YEREVAN (RFE/RL) — U.S. Ambassador to Armenia Richard Mills on Wednesday called on the Armenian authorities to demonstrate the “political will” to hold democratic elections and combat government corruption in earnest.

Mills also implied that the U.S. government has blacklisted individuals who it thinks committed serious irregularities during a disputed constitutional referendum held in Armenia in December 2015.

Shortly after that referendum, the U.S. Embassy in Yerevan said that it will decide whether individuals involved in reported fraud “can participate in Embassy programs or activities.” It did not specify whether they could be banned from entering the United States or face other sanctions.

Mills referred to that warning when he delivered an extensive speech at the American Chamber of Commerce of Armenia in Yerevan. “Although I cannot share information about the individuals who have been affected by this decision out of respect for their privacy, I can assure you that we have followed through on our pledge,” he said.

Mills went on to stress the importance of the Armenian parliamentary elections slated for April 2. “I agree with the [Armenian] president’s characterization that the upcoming elections will shape the future of Armenia and it is crucial they be free and fair, and that the Armenian people have confidence in the results,” he declared.

The authorities in Yerevan enacted late last year a set of opposition-backed legal amendments aimed at preventing serious fraud, notably multiple voting, in the forthcoming elections. In particular, they agreed to introduce electronic verification of voters’ identity and live online broadcasts of voting across the country. The U.S. and the European Union have allocated up to $10 million for the purchase of relevant equipment.

While welcoming these anti-fraud measures, Mills stressed they alone cannot guarantee the freedom and fairness of the vote. “The elections will be free and fair only if the government demonstrates the political will to make them so, and if the political opposition and civil society act responsibly to safeguard the process,” he said.

“The burden is on the government and its constituent institutions — the Central Election Commission, law enforcement bodies, and the judiciary — to take the appropriate actions and foster a climate in which the Armenian people are able to freely express their will at the voting booth,” added the diplomat.

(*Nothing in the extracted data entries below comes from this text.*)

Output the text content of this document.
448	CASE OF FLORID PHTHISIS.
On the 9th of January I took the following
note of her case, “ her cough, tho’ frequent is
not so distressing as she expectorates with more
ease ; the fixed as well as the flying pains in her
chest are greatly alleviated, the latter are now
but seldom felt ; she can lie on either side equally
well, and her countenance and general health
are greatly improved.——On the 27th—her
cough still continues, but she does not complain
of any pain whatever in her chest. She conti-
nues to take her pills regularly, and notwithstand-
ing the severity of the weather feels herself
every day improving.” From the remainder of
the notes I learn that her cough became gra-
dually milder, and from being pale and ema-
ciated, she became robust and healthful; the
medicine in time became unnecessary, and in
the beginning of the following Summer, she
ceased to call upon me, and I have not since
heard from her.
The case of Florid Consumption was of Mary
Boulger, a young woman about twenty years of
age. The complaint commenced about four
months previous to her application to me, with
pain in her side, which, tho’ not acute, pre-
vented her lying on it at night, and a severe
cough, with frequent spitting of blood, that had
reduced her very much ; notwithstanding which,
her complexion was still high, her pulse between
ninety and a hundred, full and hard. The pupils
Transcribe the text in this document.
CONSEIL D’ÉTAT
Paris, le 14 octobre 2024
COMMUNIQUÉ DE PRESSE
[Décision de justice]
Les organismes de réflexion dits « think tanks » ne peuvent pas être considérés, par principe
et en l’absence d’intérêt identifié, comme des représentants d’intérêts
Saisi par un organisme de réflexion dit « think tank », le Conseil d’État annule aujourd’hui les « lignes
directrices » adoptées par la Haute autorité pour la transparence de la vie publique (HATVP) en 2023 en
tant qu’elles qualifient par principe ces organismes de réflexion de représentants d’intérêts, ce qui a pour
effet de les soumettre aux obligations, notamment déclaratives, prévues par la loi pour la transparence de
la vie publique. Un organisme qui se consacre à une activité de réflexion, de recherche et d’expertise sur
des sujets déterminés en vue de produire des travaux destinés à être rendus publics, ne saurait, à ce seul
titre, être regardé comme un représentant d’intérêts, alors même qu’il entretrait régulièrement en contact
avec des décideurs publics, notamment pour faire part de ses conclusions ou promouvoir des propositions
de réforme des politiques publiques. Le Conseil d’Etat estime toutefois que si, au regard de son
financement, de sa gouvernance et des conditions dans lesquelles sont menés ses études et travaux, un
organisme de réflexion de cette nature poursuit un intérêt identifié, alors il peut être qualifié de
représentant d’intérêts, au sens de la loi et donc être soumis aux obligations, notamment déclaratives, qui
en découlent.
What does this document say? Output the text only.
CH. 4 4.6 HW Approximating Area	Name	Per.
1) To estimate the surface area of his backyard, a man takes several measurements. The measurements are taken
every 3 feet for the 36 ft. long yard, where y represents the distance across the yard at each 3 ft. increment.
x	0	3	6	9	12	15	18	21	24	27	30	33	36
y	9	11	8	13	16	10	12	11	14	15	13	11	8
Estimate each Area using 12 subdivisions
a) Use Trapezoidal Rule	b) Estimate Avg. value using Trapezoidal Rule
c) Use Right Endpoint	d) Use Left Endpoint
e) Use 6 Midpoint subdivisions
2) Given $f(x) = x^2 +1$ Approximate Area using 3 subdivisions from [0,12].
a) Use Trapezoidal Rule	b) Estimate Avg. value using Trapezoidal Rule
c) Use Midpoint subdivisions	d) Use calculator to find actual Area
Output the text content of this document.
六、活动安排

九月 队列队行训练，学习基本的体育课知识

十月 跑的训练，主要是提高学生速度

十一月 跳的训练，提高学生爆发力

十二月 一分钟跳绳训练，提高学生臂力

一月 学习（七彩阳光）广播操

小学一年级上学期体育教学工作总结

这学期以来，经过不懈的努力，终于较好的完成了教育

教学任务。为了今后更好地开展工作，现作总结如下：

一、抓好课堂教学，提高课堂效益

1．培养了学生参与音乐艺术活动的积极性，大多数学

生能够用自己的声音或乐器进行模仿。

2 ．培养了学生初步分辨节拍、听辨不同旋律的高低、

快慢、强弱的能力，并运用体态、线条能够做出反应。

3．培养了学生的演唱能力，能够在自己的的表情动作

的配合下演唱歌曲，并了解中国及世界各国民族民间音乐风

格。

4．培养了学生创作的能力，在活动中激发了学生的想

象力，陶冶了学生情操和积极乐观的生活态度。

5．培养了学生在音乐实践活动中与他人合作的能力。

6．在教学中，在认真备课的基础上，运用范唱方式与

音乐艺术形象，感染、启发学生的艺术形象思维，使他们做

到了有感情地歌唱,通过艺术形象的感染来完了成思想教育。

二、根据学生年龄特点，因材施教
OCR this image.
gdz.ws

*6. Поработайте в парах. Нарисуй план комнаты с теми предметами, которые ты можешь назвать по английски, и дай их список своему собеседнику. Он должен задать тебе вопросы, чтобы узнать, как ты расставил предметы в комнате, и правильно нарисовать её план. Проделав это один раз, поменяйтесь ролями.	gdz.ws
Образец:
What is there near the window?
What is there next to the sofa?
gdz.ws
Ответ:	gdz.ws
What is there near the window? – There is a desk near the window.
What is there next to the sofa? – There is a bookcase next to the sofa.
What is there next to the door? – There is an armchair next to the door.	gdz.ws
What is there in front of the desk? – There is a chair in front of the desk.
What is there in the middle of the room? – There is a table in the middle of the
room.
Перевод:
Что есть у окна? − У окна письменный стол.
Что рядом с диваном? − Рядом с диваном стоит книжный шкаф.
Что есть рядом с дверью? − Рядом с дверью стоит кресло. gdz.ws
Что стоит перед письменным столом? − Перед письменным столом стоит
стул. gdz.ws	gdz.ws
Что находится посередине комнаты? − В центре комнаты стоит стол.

Mills said “political will” is also essential for tackling endemic corruption in the Armenia. He was “encouraged” by tougher anti-corruption action promised by the recently appointed Prime Minister Karen Karapetian.

But, the envoy stressed, the government should send a “clear message from on high that corruption will not be tolerated and that no one … is above the law.” “Absent this message, no truly transformative change can occur,” he said.

In that regard, Mills suggested that the government set up a “fully independent anti-corruption body that can both investigate and prosecute cases.” “This seems a good time for the government to consider this suggestion, as we understand the prime minister is currently deciding how to restructure the existing Anti-Corruption Council,” he said.

The council was previously overseen by Karapetian’s predecessor, Hovik Abrahamian. It approved in 2015 a three-year plan of actions against various corrupt practices. Despite skepticism voiced by many Armenian civil society members, the U.S. Agency for International Development (USAID) pledged in February 2016 to support the program’s implementation with a $750,000 grant.

Mills revealed that the USAID has since allocated less than 2.5 percent of that money because of a lack of “concrete progress” in the work of the anti-graft body. “Based on the outcome of our discussions with the prime minister, we will decide on our next steps, including whether to continue our support to the Council or redirect those funds to a different anti-corruption mechanism,” he said.

Armenia ranked, together with Bolivia and Vietnam, 113th out of 176 countries evaluated in Transparency International’s most recent Corruption Perceptions Index released last week. In its policy program approved by parliament in October, Karapetian’s cabinet described corruption as “the biggest obstacle to the development of the state.”